C'est en terre mexicaine que la galerie Templon nous convie ce mois-ci. Intitulée Emotional Architecture, l'exposition met à l'honneur James Casebere, photographe américain qui situe sa pratique à la confluence du cinéma, de l'architecture, de la sculpture et de l'art conceptuel. La série de photographies grand format présentée s'inspire de l'œuvre de l'architecte mexicain Luis Barragán (1905-1988), l'une des figures majeures de l'architecture du XXème siècle, dont l'esthétique austère privilégie la couleur, l'ombre et la lumière. Le concept d'"architecture émotionnelle" (une architecture qui prend en compte le ressenti des visiteurs) figure au cœur de cette exposition éponyme et les photographies exposées révèlent la dimension artistique et poétique du travail architectural de Luis Barragán.
James Casebere (1963-) appartient au courant de la photographie dite de mise en scène ("staged photography"). Si cette mouvance regroupe des artistes comme Jeff Wall et Gregory Crewdson, c'est aux photographes belge et allemand, Philippe de Gobert et Thomas Demand que le travail de James Casebere s'apparente le plus. En effet, comme eux, il réécrit le réel à partir de maquettes et documente une réalité souvent inventée et construite de toute pièce.

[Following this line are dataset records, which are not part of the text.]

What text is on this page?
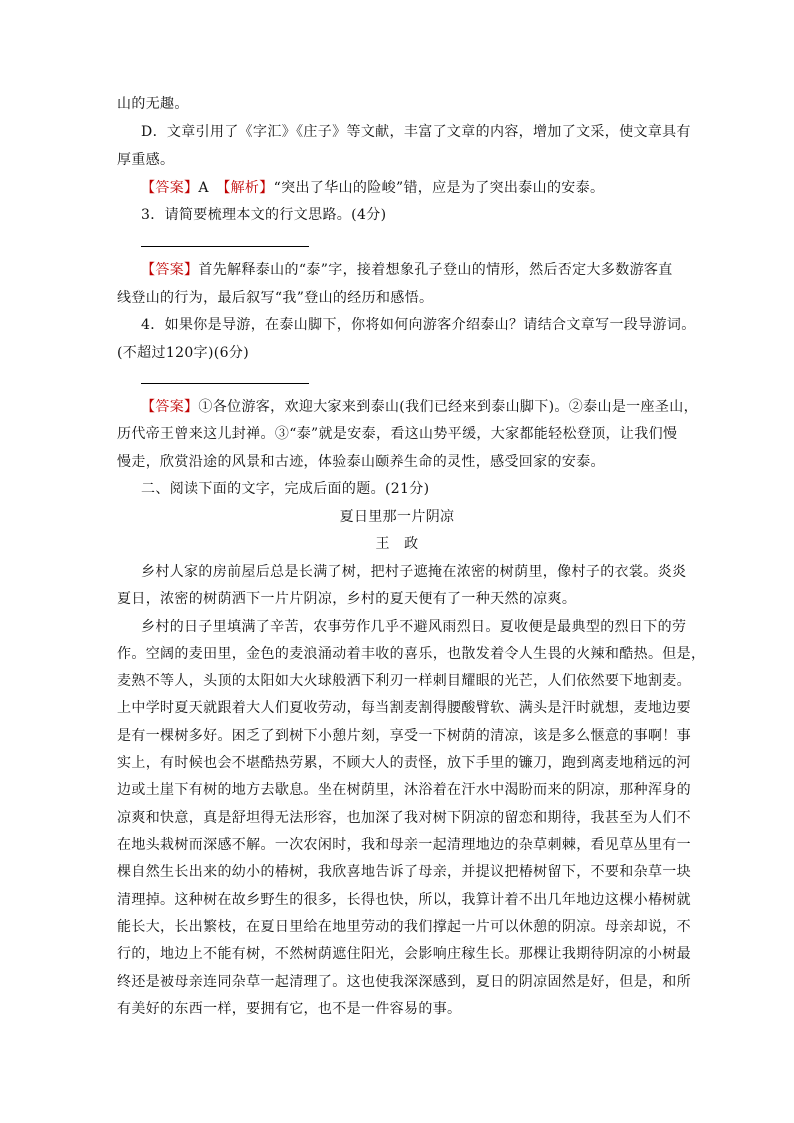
山的无趣。
D．文章引用了《字汇》《庄子》等文献，丰富了文章的内容，增加了文采，使文章具有
厚重感。
【答案】A　 【解析】“突出了华山的险峻”错，应是为了突出泰山的安泰。
3．请简要梳理本文的行文思路。(4分)
【答案】首先解释泰山的“泰”字，接着想象孔子登山的情形，然后否定大多数游客直
线登山的行为，最后叙写“我”登山的经历和感悟。
4．如果你是导游，在泰山脚下，你将如何向游客介绍泰山？请结合文章写一段导游词。
(不超过120字)(6分)
【答案】①各位游客，欢迎大家来到泰山(我们已经来到泰山脚下)。②泰山是一座圣山，
历代帝王曾来这儿封禅。③“泰”就是安泰，看这山势平缓，大家都能轻松登顶，让我们慢
慢走，欣赏沿途的风景和古迹，体验泰山颐养生命的灵性，感受回家的安泰。
二、阅读下面的文字，完成后面的题。(21分)
夏日里那一片阴凉
王　政
乡村人家的房前屋后总是长满了树，把村子遮掩在浓密的树荫里，像村子的衣裳。炎炎
夏日，浓密的树荫洒下一片片阴凉，乡村的夏天便有了一种天然的凉爽。
乡村的日子里填满了辛苦，农事劳作几乎不避风雨烈日。夏收便是最典型的烈日下的劳
作。空阔的麦田里，金色的麦浪涌动着丰收的喜乐，也散发着令人生畏的火辣和酷热。但是，
麦熟不等人，头顶的太阳如大火球般洒下利刃一样刺目耀眼的光芒，人们依然要下地割麦。
上中学时夏天就跟着大人们夏收劳动，每当割麦割得腰酸臂软、满头是汗时就想，麦地边要
是有一棵树多好。困乏了到树下小憩片刻，享受一下树荫的清凉，该是多么惬意的事啊！事
实上，有时候也会不堪酷热劳累，不顾大人的责怪，放下手里的镰刀，跑到离麦地稍远的河
边或土崖下有树的地方去歇息。坐在树荫里，沐浴着在汗水中渴盼而来的阴凉，那种浑身的
凉爽和快意，真是舒坦得无法形容，也加深了我对树下阴凉的留恋和期待，我甚至为人们不
在地头栽树而深感不解。一次农闲时，我和母亲一起清理地边的杂草刺棘，看见草丛里有一
棵自然生长出来的幼小的椿树，我欣喜地告诉了母亲，并提议把椿树留下，不要和杂草一块
清理掉。这种树在故乡野生的很多，长得也快，所以，我算计着不出几年地边这棵小椿树就
能长大，长出繁枝，在夏日里给在地里劳动的我们撑起一片可以休憩的阴凉。母亲却说，不
行的，地边上不能有树，不然树荫遮住阳光，会影响庄稼生长。那棵让我期待阴凉的小树最
终还是被母亲连同杂草一起清理了。这也使我深深感到，夏日的阴凉固然是好，但是，和所
有美好的东西一样，要拥有它，也不是一件容易的事。
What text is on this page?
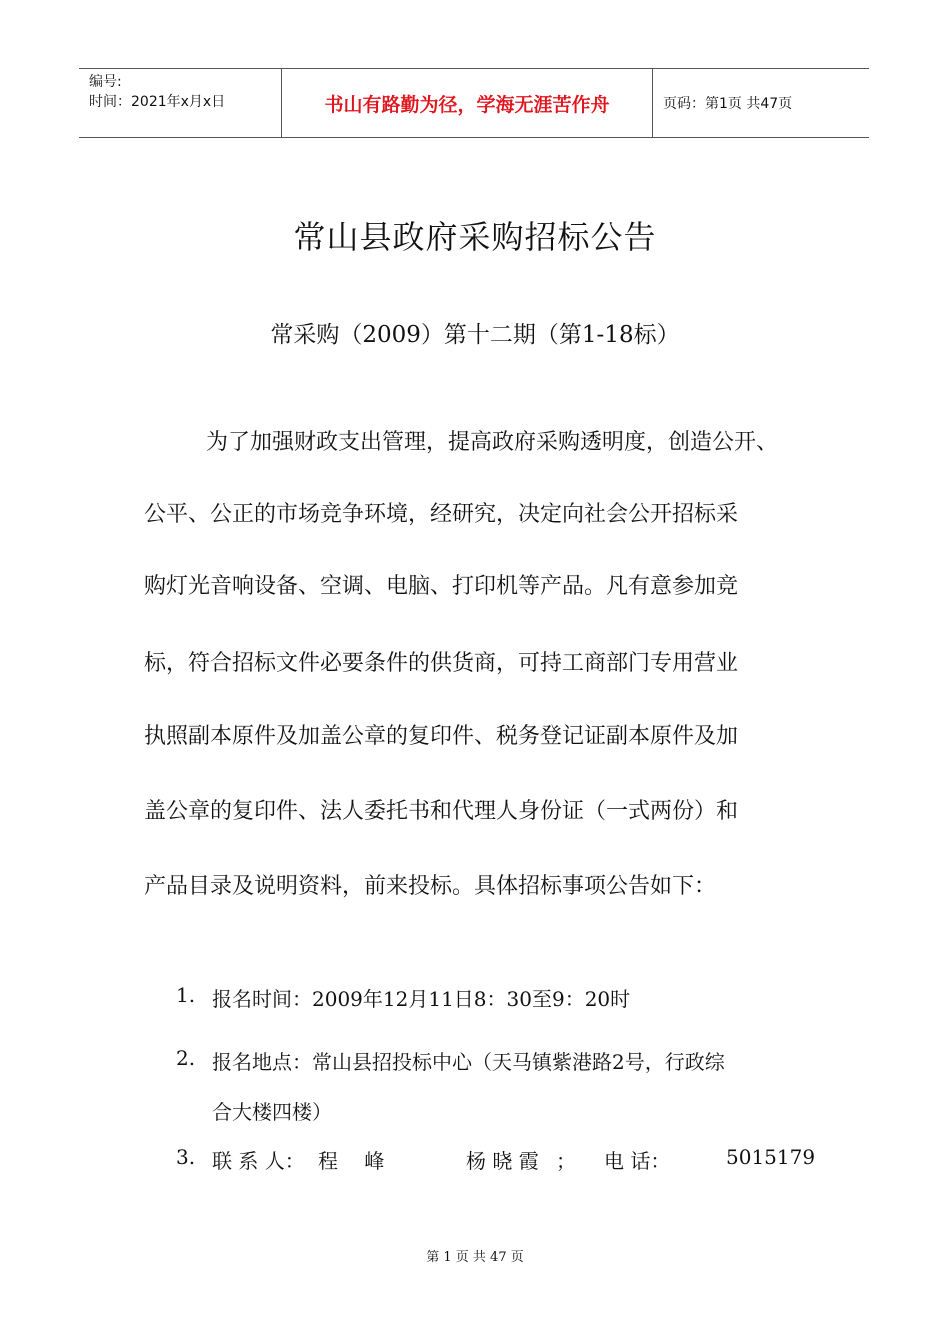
编号:
时间：2021年x月x日	书山有路勤为径，学海无涯苦作舟	页码：第1页 共47页
常山县政府采购招标公告
常采购（2009）第十二期（第1-18标）
为了加强财政支出管理，提高政府采购透明度，创造公开、
公平、公正的市场竞争环境，经研究，决定向社会公开招标采
购灯光音响设备、空调、电脑、打印机等产品。凡有意参加竞
标，符合招标文件必要条件的供货商，可持工商部门专用营业
执照副本原件及加盖公章的复印件、税务登记证副本原件及加
盖公章的复印件、法人委托书和代理人身份证（一式两份）和
产品目录及说明资料，前来投标。具体招标事项公告如下：
1. 报名时间：2009年12月11日8：30至9：20时
2. 报名地点：常山县招投标中心（天马镇紫港路2号，行政综
合大楼四楼）
3. 联 系 人： 程　 峰	杨 晓 霞 ； 电 话：	5015179
第 1 页 共 47 页
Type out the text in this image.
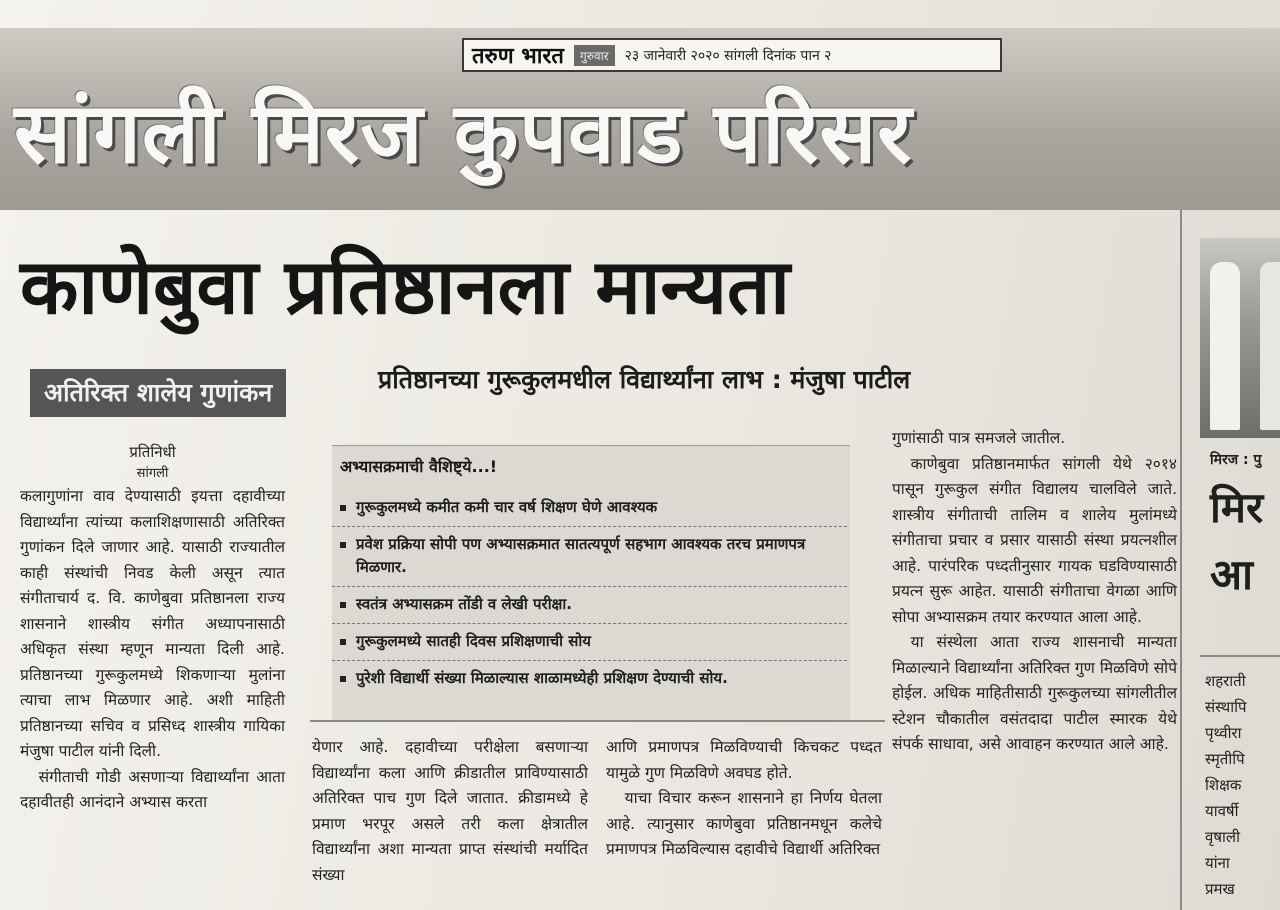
तरुण भारत	गुरुवार	२३ जानेवारी २०२० सांगली दिनांक पान २
सांगली मिरज कुपवाड परिसर
काणेबुवा प्रतिष्ठानला मान्यता
अतिरिक्त शालेय गुणांकन	प्रतिष्ठानच्या गुरूकुलमधील विद्यार्थ्यांना लाभ : मंजुषा पाटील
प्रतिनिधी
सांगली

कलागुणांना वाव देण्यासाठी इयत्ता दहावीच्या विद्यार्थ्यांना त्यांच्या कलाशिक्षणासाठी अतिरिक्त गुणांकन दिले जाणार आहे. यासाठी राज्यातील काही संस्थांची निवड केली असून त्यात संगीताचार्य द. वि. काणेबुवा प्रतिष्ठानला राज्य शासनाने शास्त्रीय संगीत अध्यापनासाठी अधिकृत संस्था म्हणून मान्यता दिली आहे. प्रतिष्ठानच्या गुरूकुलमध्ये शिकणाऱ्या मुलांना त्याचा लाभ मिळणार आहे. अशी माहिती प्रतिष्ठानच्या सचिव व प्रसिध्द शास्त्रीय गायिका मंजुषा पाटील यांनी दिली.

संगीताची गोडी असणाऱ्या विद्यार्थ्यांना आता दहावीतही आनंदाने अभ्यास करता

अभ्यासक्रमाची वैशिष्ट्ये...!
गुरूकुलमध्ये कमीत कमी चार वर्ष शिक्षण घेणे आवश्यक
प्रवेश प्रक्रिया सोपी पण अभ्यासक्रमात सातत्यपूर्ण सहभाग आवश्यक तरच प्रमाणपत्र मिळणार.
स्वतंत्र अभ्यासक्रम तोंडी व लेखी परीक्षा.
गुरूकुलमध्ये सातही दिवस प्रशिक्षणाची सोय
पुरेशी विद्यार्थी संख्या मिळाल्यास शाळामध्येही प्रशिक्षण देण्याची सोय.

येणार आहे. दहावीच्या परीक्षेला बसणाऱ्या विद्यार्थ्यांना कला आणि क्रीडातील प्राविण्यासाठी अतिरिक्त पाच गुण दिले जातात. क्रीडामध्ये हे प्रमाण भरपूर असले तरी कला क्षेत्रातील विद्यार्थ्यांना अशा मान्यता प्राप्त संस्थांची मर्यादित संख्या

आणि प्रमाणपत्र मिळविण्याची किचकट पध्दत यामुळे गुण मिळविणे अवघड होते.

याचा विचार करून शासनाने हा निर्णय घेतला आहे. त्यानुसार काणेबुवा प्रतिष्ठानमधून कलेचे प्रमाणपत्र मिळविल्यास दहावीचे विद्यार्थी अतिरिक्त

गुणांसाठी पात्र समजले जातील.

काणेबुवा प्रतिष्ठानमार्फत सांगली येथे २०१४ पासून गुरूकुल संगीत विद्यालय चालविले जाते. शास्त्रीय संगीताची तालिम व शालेय मुलांमध्ये संगीताचा प्रचार व प्रसार यासाठी संस्था प्रयत्नशील आहे. पारंपरिक पध्दतीनुसार गायक घडविण्यासाठी प्रयत्न सुरू आहेत. यासाठी संगीताचा वेगळा आणि सोपा अभ्यासक्रम तयार करण्यात आला आहे.

या संस्थेला आता राज्य शासनाची मान्यता मिळाल्याने विद्यार्थ्यांना अतिरिक्त गुण मिळविणे सोपे होईल. अधिक माहितीसाठी गुरूकुलच्या सांगलीतील स्टेशन चौकातील वसंतदादा पाटील स्मारक येथे संपर्क साधावा, असे आवाहन करण्यात आले आहे.

मिरज : पु
मिर
आ
शहराती
संस्थापि
पृथ्वीरा
स्मृतीपि
शिक्षक
यावर्षी
वृषाली
यांना
प्रमख
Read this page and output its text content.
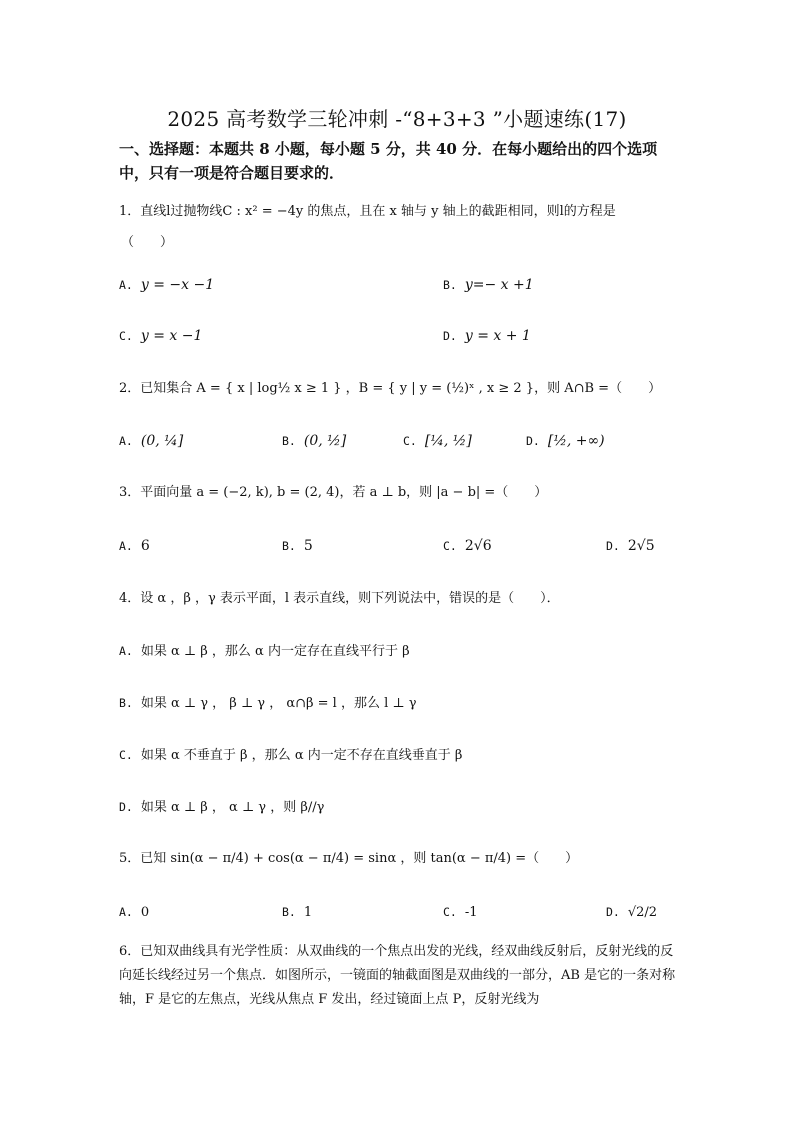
2025 高考数学三轮冲刺 -“8+3+3 ”小题速练(17)
一、选择题：本题共 8 小题，每小题 5 分，共 40 分．在每小题给出的四个选项中，只有一项是符合题目要求的．
1．直线l过抛物线C : x² = −4y 的焦点，且在 x 轴与 y 轴上的截距相同，则l的方程是
（　　）
A. y = −x −1	B. y=− x +1
C. y = x −1	D. y = x + 1
2．已知集合 A = { x | log½ x ≥ 1 } ，B = { y | y = (½)ˣ , x ≥ 2 }，则 A∩B =（　　）
A. (0, ¼]	B. (0, ½]	C. [¼, ½]	D. [½, +∞)
3．平面向量 a = (−2, k), b = (2, 4)，若 a ⊥ b，则 |a − b| =（　　）
A. 6	B. 5	C. 2√6	D. 2√5
4．设 α ，β ，γ 表示平面，l 表示直线，则下列说法中，错误的是（　　）．
A. 如果 α ⊥ β ，那么 α 内一定存在直线平行于 β
B. 如果 α ⊥ γ ， β ⊥ γ ， α∩β = l ，那么 l ⊥ γ
C. 如果 α 不垂直于 β ，那么 α 内一定不存在直线垂直于 β
D. 如果 α ⊥ β ， α ⊥ γ ，则 β//γ
5．已知 sin(α − π/4) + cos(α − π/4) = sinα ，则 tan(α − π/4) =（　　）
A. 0	B. 1	C. -1	D. √2/2
6．已知双曲线具有光学性质：从双曲线的一个焦点出发的光线，经双曲线反射后，反射光线的反向延长线经过另一个焦点．如图所示，一镜面的轴截面图是双曲线的一部分，AB 是它的一条对称轴，F 是它的左焦点，光线从焦点 F 发出，经过镜面上点 P，反射光线为
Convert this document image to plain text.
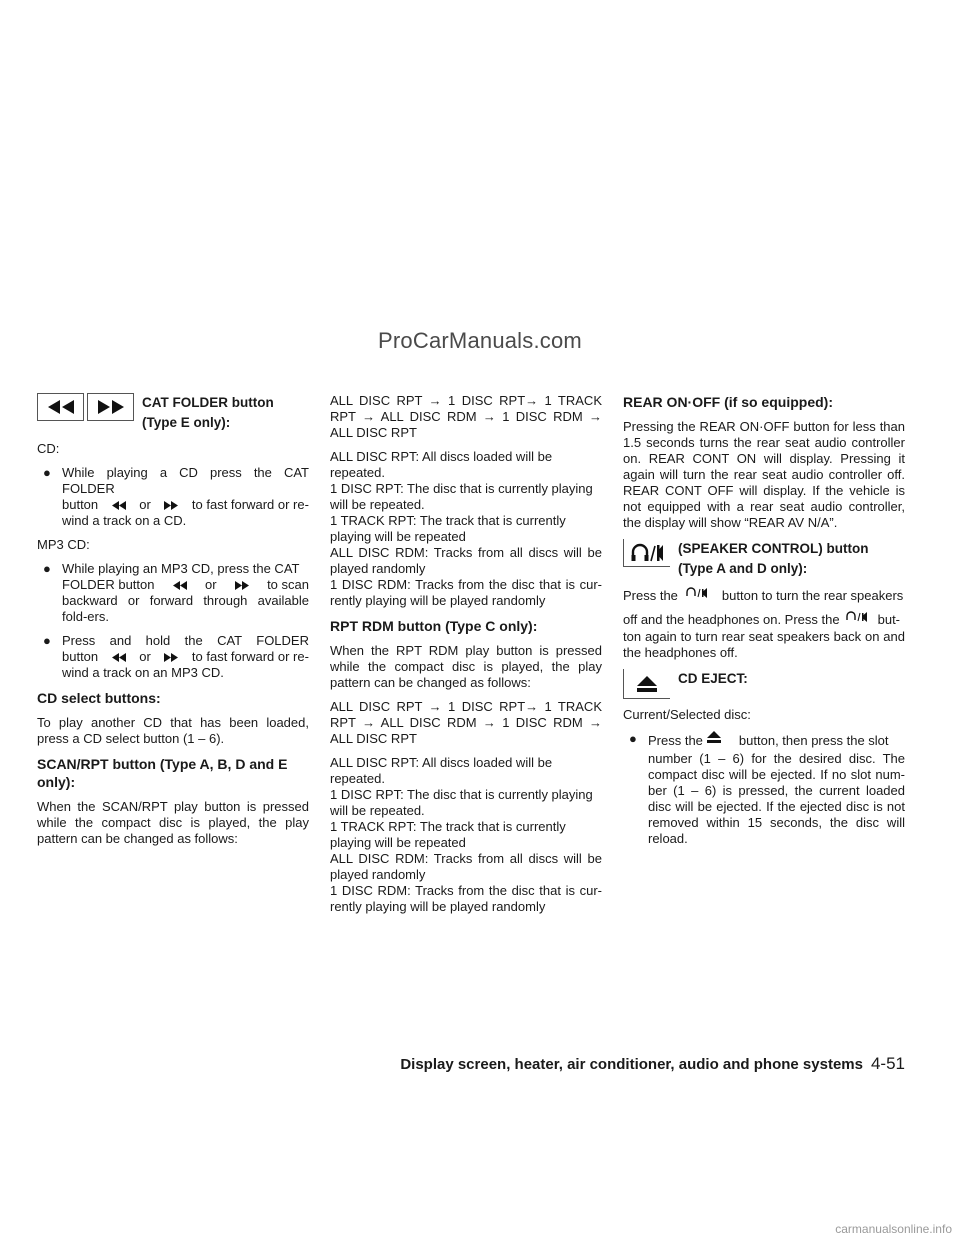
ProCarManuals.com
CAT FOLDER button
(Type E only):

CD:

● While playing a CD press the CAT FOLDER
button	or	to fast forward or re-
wind a track on a CD.

MP3 CD:

● While playing an MP3 CD, press the CAT
FOLDER button	or	to scan
backward or forward through available fold-ers.
● Press and hold the CAT FOLDER
button	or	to fast forward or re-
wind a track on an MP3 CD.
CD select buttons:

To play another CD that has been loaded, press a CD select button (1 – 6).

SCAN/RPT button (Type A, B, D and E only):

When the SCAN/RPT play button is pressed while the compact disc is played, the play pattern can be changed as follows:

ALL DISC RPT → 1 DISC RPT→ 1 TRACK RPT → ALL DISC RDM → 1 DISC RDM → ALL DISC RPT

ALL DISC RPT: All discs loaded will be repeated.
1 DISC RPT: The disc that is currently playing will be repeated.
1 TRACK RPT: The track that is currently playing will be repeated
ALL DISC RDM: Tracks from all discs will be played randomly

1 DISC RDM: Tracks from the disc that is cur-rently playing will be played randomly

RPT RDM button (Type C only):

When the RPT RDM play button is pressed while the compact disc is played, the play pattern can be changed as follows:

ALL DISC RPT → 1 DISC RPT→ 1 TRACK RPT → ALL DISC RDM → 1 DISC RDM → ALL DISC RPT

ALL DISC RPT: All discs loaded will be repeated.
1 DISC RPT: The disc that is currently playing will be repeated.
1 TRACK RPT: The track that is currently playing will be repeated
ALL DISC RDM: Tracks from all discs will be played randomly
1 DISC RDM: Tracks from the disc that is cur-rently playing will be played randomly
REAR ON·OFF (if so equipped):

Pressing the REAR ON·OFF button for less than 1.5 seconds turns the rear seat audio controller on. REAR CONT ON will display. Pressing it again will turn the rear seat audio controller off. REAR CONT OFF will display. If the vehicle is not equipped with a rear seat audio controller, the display will show “REAR AV N/A”.

(SPEAKER CONTROL) button
(Type A and D only):
Press the	button to turn the rear speakers
off and the headphones on. Press the	but-

ton again to turn rear seat speakers back on and the headphones off.

CD EJECT:

Current/Selected disc:

● Press the	button, then press the slot
number (1 – 6) for the desired disc. The compact disc will be ejected. If no slot num-ber (1 – 6) is pressed, the current loaded disc will be ejected. If the ejected disc is not removed within 15 seconds, the disc will reload.
Display screen, heater, air conditioner, audio and phone systems 4-51
carmanualsonline.info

Cela fait une trentaine d'années que James Casebere scénographie sa réflexion sur l'espace et sa passion pour l'architecture. Aucune présence humaine ne trouble la rigueur des espaces qu'il photographie mais la taille de ses clichés et leur profondeur de champ donnent au spectateur la sensation d'entrer de plain-pied dans les lieux. Lesdits lieux ne sont d'ailleurs qu'une reconstitution réalisée en studio: sa démarche consiste à construire une maquette qu'il sculpte dans des matériaux tels que le carton, le papier, la mousse ou le plastique. La maquette lui permet de jouer sur la perspective et l'échelle et il ne la photographie qu'une fois mise en scène et transformée par l'éclairage. Cette image photographique n'est que la photographie d'une fiction et permet à l'artiste d'explorer, pour ne pas dire de brouiller, les frontières entre réel et illusion.
L'exposition marque un tournant dans l'œuvre de James Casebere et ne ressemble guère aux photographies présentées au Palais des Beaux-Arts BOZAR en 2016. En effet, si la luminosité mystérieuse des tirages convoque encore et toujours souvenirs et émotions, les lieux austères, à caractère politique et social (cellules de prisons, écoles...) photographiés en noir et blanc et les photographies aériennes de banlieues idylliques aux couleurs pastel, ont fait place à des lieux aux couleurs saturées. Comme l'explique James Casebere: "Je voulais créer un espace contemplatif, paisible et beau, un espace qui n'évoquerait aucune idée d'enfermement."
Une dizaine de photographies inédites sont à découvrir dans l'exposition Emotional Architecture. James Casebere nous immerge littéralement dans les réalisations les plus emblématiques (la Casa Barragàn, la Casa Galvez, la Casa Prieto-Lopez, la Casa Gilardi...) de l'architecte mexicain et rend hommage par ce bias à la sérénité et à la majesté qui se dégage de son architecture à la fois épurée, élégante et graphique. Les photographies sont comparables à de très grandes toiles et, en dépouillant les intérieurs de tout élément décoratif (meubles, objets, œuvres d'art, escaliers sont absents), le plasticien attend du spectateur qu'il fasse confiance à sa mémoire ou à son intuition pour combler les vides.
Si l'illusion est parfaite dans certaines images, dans d'autres, le vrai faux gazon, la fluidité trop plastique de l'eau et le rendu artificiel d'un arbre trahissent l'illusion du réel... Tout a l'air vrai mais n'est que ressemblant. Bien que proches de la réalité, les images-tableaux à l'indéniable beauté déstabilisent et suscitent un sentiment d'étrangeté.
Dire le vrai par le faux est l'une des stratégies du réalisme contemporain et James Casebere, en architecte de l'image, questionne notre perception du réel: il ne le reproduit pas mais l'interprète. Le visiteur est amené à mettre en doute ce qu'il regarde et ce qu'il voit et à s'interroger sur la nature et le processus de construction des images.
James Casebere, Emotional Architecture, Galerie Templon, Rue Veydt, 13A, B-1060, Bruxelles, Belgique. Jusqu'au 14 avril 2018.